The buzz of notifications and the sound of emails can cause excitement or fear. In a famous experiment, Ivan Pavlov (pictured) showed that dogs can be taught to salivate by the sound of a metronome or harmonium. Known as associative learning or reinforcement learning, this cause-and-effect connection is central to the way most animals treat the world.

Since the early 1970s, the dominant theory of what is happening has been that animals learn by trial and error. The association between cues (metronome) and rewards (food) is done as follows. When the cue comes, the animal predicts when the reward will occur. Then wait for what will arrive. Then calculate the difference between the prediction and the resulting error. Finally, use that error estimate to update things and make better predictions for the future.

Belief in this approach was reinforced in the late 20th century by two things. One of his discoveries was that he was also good at solving engineering problems related to artificial intelligence (AI). Deep neural networks learn by minimizing the error of their predictions.

Another reinforced observation was a paper published in Science in 1997. Fluctuations in brain levels of dopamine signal between some neurons and are associated with reward experiences. pointed out that it is a known chemical. error signal. Dopamine-producing cells become more active when rewards come earlier than expected or are not expected at all, and are inhibited when rewards arrive later or not at all.

A great story about how science works, then. But if the new paper, also published in Science, turns out to be correct, it is wrong.

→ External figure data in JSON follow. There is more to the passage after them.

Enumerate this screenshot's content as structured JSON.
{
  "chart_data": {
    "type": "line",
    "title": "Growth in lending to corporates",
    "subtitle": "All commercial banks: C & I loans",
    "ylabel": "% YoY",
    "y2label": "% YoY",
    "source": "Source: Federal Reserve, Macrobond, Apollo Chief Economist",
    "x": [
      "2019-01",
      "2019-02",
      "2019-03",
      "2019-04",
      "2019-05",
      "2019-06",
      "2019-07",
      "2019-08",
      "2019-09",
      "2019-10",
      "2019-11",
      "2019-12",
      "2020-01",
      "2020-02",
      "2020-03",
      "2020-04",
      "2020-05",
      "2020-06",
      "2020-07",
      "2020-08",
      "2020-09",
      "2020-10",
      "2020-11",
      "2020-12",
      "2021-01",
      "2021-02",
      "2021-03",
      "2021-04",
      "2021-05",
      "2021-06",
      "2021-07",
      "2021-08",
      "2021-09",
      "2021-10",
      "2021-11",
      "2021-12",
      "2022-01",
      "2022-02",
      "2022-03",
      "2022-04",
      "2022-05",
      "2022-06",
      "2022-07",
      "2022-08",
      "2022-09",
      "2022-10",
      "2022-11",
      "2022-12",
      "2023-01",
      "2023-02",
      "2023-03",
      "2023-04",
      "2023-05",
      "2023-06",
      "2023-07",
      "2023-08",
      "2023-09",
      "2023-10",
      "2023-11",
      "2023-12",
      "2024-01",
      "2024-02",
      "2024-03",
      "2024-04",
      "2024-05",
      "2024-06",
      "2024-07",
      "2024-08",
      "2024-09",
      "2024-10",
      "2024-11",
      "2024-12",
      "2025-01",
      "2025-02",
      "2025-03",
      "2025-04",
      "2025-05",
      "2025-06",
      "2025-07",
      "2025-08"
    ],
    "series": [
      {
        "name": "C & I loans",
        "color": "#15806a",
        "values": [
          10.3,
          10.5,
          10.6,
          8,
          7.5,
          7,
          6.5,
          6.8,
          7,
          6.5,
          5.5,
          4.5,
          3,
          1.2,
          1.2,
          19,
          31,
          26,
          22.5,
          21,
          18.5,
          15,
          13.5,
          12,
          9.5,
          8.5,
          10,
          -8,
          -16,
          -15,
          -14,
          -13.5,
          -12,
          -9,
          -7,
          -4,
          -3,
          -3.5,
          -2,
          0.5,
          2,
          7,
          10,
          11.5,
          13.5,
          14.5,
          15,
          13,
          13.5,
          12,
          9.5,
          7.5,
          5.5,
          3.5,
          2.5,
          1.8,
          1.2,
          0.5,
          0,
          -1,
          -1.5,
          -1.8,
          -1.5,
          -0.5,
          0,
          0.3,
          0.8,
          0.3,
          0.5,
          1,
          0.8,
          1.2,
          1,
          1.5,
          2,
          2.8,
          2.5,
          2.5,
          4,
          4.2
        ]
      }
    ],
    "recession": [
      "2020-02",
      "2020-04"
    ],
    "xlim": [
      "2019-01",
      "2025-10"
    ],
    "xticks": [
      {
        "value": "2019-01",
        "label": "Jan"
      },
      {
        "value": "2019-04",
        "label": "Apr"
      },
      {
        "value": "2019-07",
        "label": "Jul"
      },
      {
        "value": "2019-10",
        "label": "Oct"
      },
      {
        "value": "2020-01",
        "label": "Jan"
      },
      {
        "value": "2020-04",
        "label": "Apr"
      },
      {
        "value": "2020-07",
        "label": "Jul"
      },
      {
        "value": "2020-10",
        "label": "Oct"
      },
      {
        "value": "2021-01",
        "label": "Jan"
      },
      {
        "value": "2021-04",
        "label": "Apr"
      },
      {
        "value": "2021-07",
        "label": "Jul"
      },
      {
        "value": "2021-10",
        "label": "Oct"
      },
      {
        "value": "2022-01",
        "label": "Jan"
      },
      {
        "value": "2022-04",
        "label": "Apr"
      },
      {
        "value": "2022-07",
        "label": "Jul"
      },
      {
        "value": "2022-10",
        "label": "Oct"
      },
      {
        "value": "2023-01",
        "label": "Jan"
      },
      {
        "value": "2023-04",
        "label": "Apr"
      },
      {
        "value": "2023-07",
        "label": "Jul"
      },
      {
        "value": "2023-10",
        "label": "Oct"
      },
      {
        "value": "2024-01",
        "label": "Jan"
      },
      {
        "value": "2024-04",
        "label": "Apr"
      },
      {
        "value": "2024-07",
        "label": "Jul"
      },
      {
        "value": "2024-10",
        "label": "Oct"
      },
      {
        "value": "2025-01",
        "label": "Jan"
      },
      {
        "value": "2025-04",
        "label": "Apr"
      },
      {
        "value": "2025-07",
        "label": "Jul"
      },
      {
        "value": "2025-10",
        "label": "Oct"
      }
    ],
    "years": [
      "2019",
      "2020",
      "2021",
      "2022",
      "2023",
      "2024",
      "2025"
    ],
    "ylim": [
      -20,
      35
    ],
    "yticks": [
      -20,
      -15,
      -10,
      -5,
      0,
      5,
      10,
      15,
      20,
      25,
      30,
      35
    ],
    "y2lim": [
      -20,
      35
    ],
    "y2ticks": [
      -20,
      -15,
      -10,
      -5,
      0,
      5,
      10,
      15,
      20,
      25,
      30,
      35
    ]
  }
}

Researchers have known for some time that some aspects of dopamine activity are inconsistent with prediction error models. is hidden under the carpet… until now. A new study by his Huijeong Jeong and Vijay Namboodiri and team of collaborators at the University of California, San Francisco has changed the world of neuroscience. It proposes a model of associative learning that suggests researchers have turned things around. Moreover, their proposal is supported by a series of experiments.

The old model is proactive and associates cause and effect. The new one is just the opposite. Associate effects with causes. They believe that when an animal receives a reward (or punishment), it will look back on that memory and figure out what caused this event. Dopamine’s role in the model is to flag sufficiently meaningful events to cause future rewards or punishments.

Looking at things this way addresses two issues that have always plagued older models. One is sensitivity to the timescale. Another is ease of computation.

The timescale problem is that cause and effect can be milliseconds (switching on a light bulb and experiencing lighting), minutes (having a drink and feeling tipsy), and even hours (eating something bad and getting food poisoning). ) may be separated by Looking back, Dr. Namboodiri explains that an arbitrarily long list of possible causes can be explored. Looking ahead without always knowing in advance how far to look ahead is much more tricky.

This leads us to the second problem. The sensory experience is rich, and everything in it can potentially predict the outcome. Making predictions based on all possible clues is somewhere between difficult and impossible. When a meaningful event occurs, it’s much easier to look back at other meaningful events to identify the cause.

However, in practice, it is difficult to distinguish between the two models ly. And that’s especially true when people don’t even care to see things they’ve never seen before. Dr. Jeong and Dr. Namboodiri did. They devised and conducted 11 experiments involving mice specifically designed for the purpose, buzzers, and drops of sugar solution. We measured the amount of dopamine released from the nucleus accumbens in real time. All experiments favored the new model.

The 180-degree flip in forward-to-backward thinking that these experiments imply has caused quite a stir in the world of neuroscience. Witten says it’s thought-provoking and represents an exciting new direction.

Further experiments are needed to confirm the new findings. But confirmation would have ramifications beyond neuroscience. This suggests that the way AI works doesn’t have even the slightest relevance to how the brain works, as is currently being debated, but it was actually a lucky guess.

But it may also suggest better ways to do AI. Dr. Namboodiri thinks so and is exploring the possibilities. Evolution took hundreds of millions of years to optimize the learning process. So learning from nature is rarely a bad idea.